During the initial COURAGE trial, 32.6% of patients crossed over from OMT to revascularization. The lack of information on how many patients in the OMT group later underwent revascularization during extended follow-up is a key drawback to the current analysis, Sedlis and colleagues acknowledge. Without this element, there can be no answer to the question of whether patients initially treated with medical therapy alone are likely to require PCI or CABG in later years.

In an interview with TCTMD, Ajay J. Kirtane, MD, SM, of NewYork-Presbyterian Hospital/Columbia University Medical Center (New York, NY), said that omission makes the results “minimally informative.”

Sedlis and colleagues also note that, due to issues of permission and informed consent for survival tracking, the extended follow-up mainly included veterans and a small number of non-VA trial participants from the United States. No extended data from Canadian patients could be collected.

“This is a very important point,” Kirtane observed. “We know from the original trial that there were differences based on where patients were enrolled and in fact, the patients who did the best with PCI were at non-VA sites, particularly in Canada. So, the fact that those patients are missing further obscures the question of any potential benefit of PCI.”

Other limitations of COURAGE as a whole include little, if any, use of invasive physiologic measurements, limited use of IVUS or other newer imaging modalities, little use of DES, and a restriction in the protocol against CABG as a revascularization option. The authors say that taken together, the limitations underscore the importance of the ongoing ISCHEMIA trial. The primary hypothesis for the newer study is that an invasive approach to stable ischemic heart disease can reduce hard clinical outcomes.

Kirtane said he has already enrolled 2 patients in ISCHEMIA and predicts it will be “far more relevant than this study.”  
 


Source: 
Sedlis SP, Hartigan PM, Teo KK, et al. Effect of PCI on long-term survival in patients with stable ischemic heart disease.
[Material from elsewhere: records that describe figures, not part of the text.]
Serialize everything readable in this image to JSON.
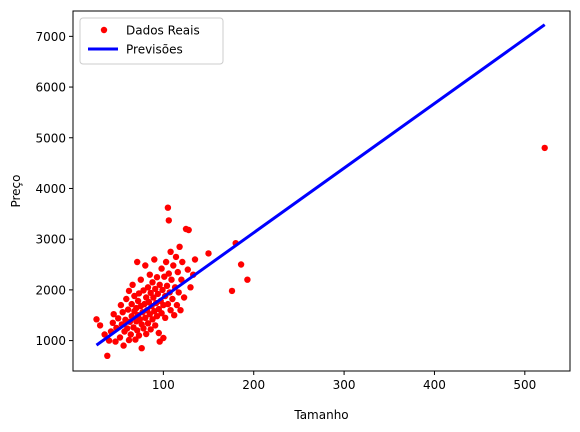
{
  "chart_data": {
    "type": "scatter",
    "title": "",
    "xlabel": "Tamanho",
    "ylabel": "Preço",
    "xlim": [
      0,
      550
    ],
    "ylim": [
      400,
      7500
    ],
    "xticks": [
      100,
      200,
      300,
      400,
      500
    ],
    "yticks": [
      1000,
      2000,
      3000,
      4000,
      5000,
      6000,
      7000
    ],
    "legend": {
      "placement": "top-left"
    },
    "series": [
      {
        "name": "Dados Reais",
        "kind": "scatter",
        "color": "#ff0000",
        "points": [
          [
            26,
            1420
          ],
          [
            30,
            1300
          ],
          [
            35,
            1120
          ],
          [
            38,
            700
          ],
          [
            40,
            1000
          ],
          [
            42,
            1180
          ],
          [
            44,
            1350
          ],
          [
            45,
            1520
          ],
          [
            47,
            980
          ],
          [
            48,
            1250
          ],
          [
            50,
            1440
          ],
          [
            52,
            1060
          ],
          [
            53,
            1700
          ],
          [
            54,
            1320
          ],
          [
            55,
            1560
          ],
          [
            56,
            900
          ],
          [
            57,
            1180
          ],
          [
            58,
            1410
          ],
          [
            59,
            1820
          ],
          [
            60,
            1240
          ],
          [
            61,
            1610
          ],
          [
            62,
            1010
          ],
          [
            62,
            1980
          ],
          [
            63,
            1370
          ],
          [
            64,
            1120
          ],
          [
            65,
            1720
          ],
          [
            65,
            1480
          ],
          [
            66,
            2100
          ],
          [
            67,
            1260
          ],
          [
            68,
            1580
          ],
          [
            68,
            1880
          ],
          [
            69,
            1020
          ],
          [
            70,
            1380
          ],
          [
            70,
            1640
          ],
          [
            71,
            2550
          ],
          [
            71,
            1200
          ],
          [
            72,
            1780
          ],
          [
            72,
            1500
          ],
          [
            73,
            1930
          ],
          [
            73,
            1100
          ],
          [
            74,
            1420
          ],
          [
            75,
            2200
          ],
          [
            75,
            1680
          ],
          [
            76,
            1320
          ],
          [
            76,
            850
          ],
          [
            77,
            1560
          ],
          [
            78,
            1990
          ],
          [
            78,
            1240
          ],
          [
            79,
            1720
          ],
          [
            80,
            2480
          ],
          [
            80,
            1450
          ],
          [
            81,
            1130
          ],
          [
            81,
            1850
          ],
          [
            82,
            1600
          ],
          [
            83,
            2050
          ],
          [
            83,
            1340
          ],
          [
            84,
            1760
          ],
          [
            85,
            1520
          ],
          [
            85,
            2300
          ],
          [
            86,
            1220
          ],
          [
            86,
            1940
          ],
          [
            87,
            1680
          ],
          [
            88,
            2150
          ],
          [
            88,
            1420
          ],
          [
            89,
            1850
          ],
          [
            90,
            1580
          ],
          [
            90,
            2600
          ],
          [
            91,
            1300
          ],
          [
            91,
            2020
          ],
          [
            92,
            1740
          ],
          [
            93,
            1480
          ],
          [
            93,
            2250
          ],
          [
            94,
            1920
          ],
          [
            95,
            1620
          ],
          [
            95,
            1150
          ],
          [
            96,
            2100
          ],
          [
            96,
            980
          ],
          [
            97,
            1780
          ],
          [
            98,
            2420
          ],
          [
            98,
            1540
          ],
          [
            99,
            2000
          ],
          [
            100,
            1700
          ],
          [
            100,
            1050
          ],
          [
            101,
            2260
          ],
          [
            102,
            1880
          ],
          [
            102,
            1450
          ],
          [
            103,
            2550
          ],
          [
            104,
            2080
          ],
          [
            105,
            1720
          ],
          [
            105,
            3620
          ],
          [
            106,
            2320
          ],
          [
            106,
            3370
          ],
          [
            107,
            1950
          ],
          [
            108,
            1600
          ],
          [
            108,
            2750
          ],
          [
            109,
            2200
          ],
          [
            110,
            1820
          ],
          [
            111,
            2480
          ],
          [
            112,
            1500
          ],
          [
            113,
            2050
          ],
          [
            114,
            2650
          ],
          [
            115,
            1700
          ],
          [
            116,
            2350
          ],
          [
            117,
            1950
          ],
          [
            118,
            2850
          ],
          [
            119,
            1600
          ],
          [
            120,
            2200
          ],
          [
            121,
            2550
          ],
          [
            123,
            1850
          ],
          [
            125,
            3200
          ],
          [
            127,
            2400
          ],
          [
            128,
            3180
          ],
          [
            130,
            2050
          ],
          [
            133,
            2300
          ],
          [
            135,
            2600
          ],
          [
            150,
            2720
          ],
          [
            176,
            1980
          ],
          [
            180,
            2920
          ],
          [
            186,
            2500
          ],
          [
            193,
            2200
          ],
          [
            522,
            4800
          ]
        ]
      },
      {
        "name": "Previsões",
        "kind": "line",
        "color": "#0000ff",
        "points": [
          [
            26,
            910
          ],
          [
            522,
            7230
          ]
        ]
      }
    ]
  }
}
N Engl J Med. 2015;373:1937-1946. 


Disclosures:

  • The COURAGE trial was supported by Department of Veterans Affairs Cooperative 
  • Studies Program, with additional funding provided by the Canadian Institutes of Health Research and supplemental corporate support in the form of unrestricted research grants from AstraZeneca, Bristol-Myers Squibb, Datascope, First Horizon, Fujisawa, GE Healthcare, Key Pharmaceutical, Kos Pharmaceuticals, Merck, Pfizer, and Sanofi-Aventis payable to the Department of Veterans Affairs. 
  • Dr. Sedlis reports no relevant conflicts of interest. 
  • Dr. Kirtane reports receiving institutional grant/research support from Abbott Vascular, Abiomed, Boston Scientific Corporation, Eli Lilly and Company, Medtronic, St. Jude Medical, and Vascular Dynamics.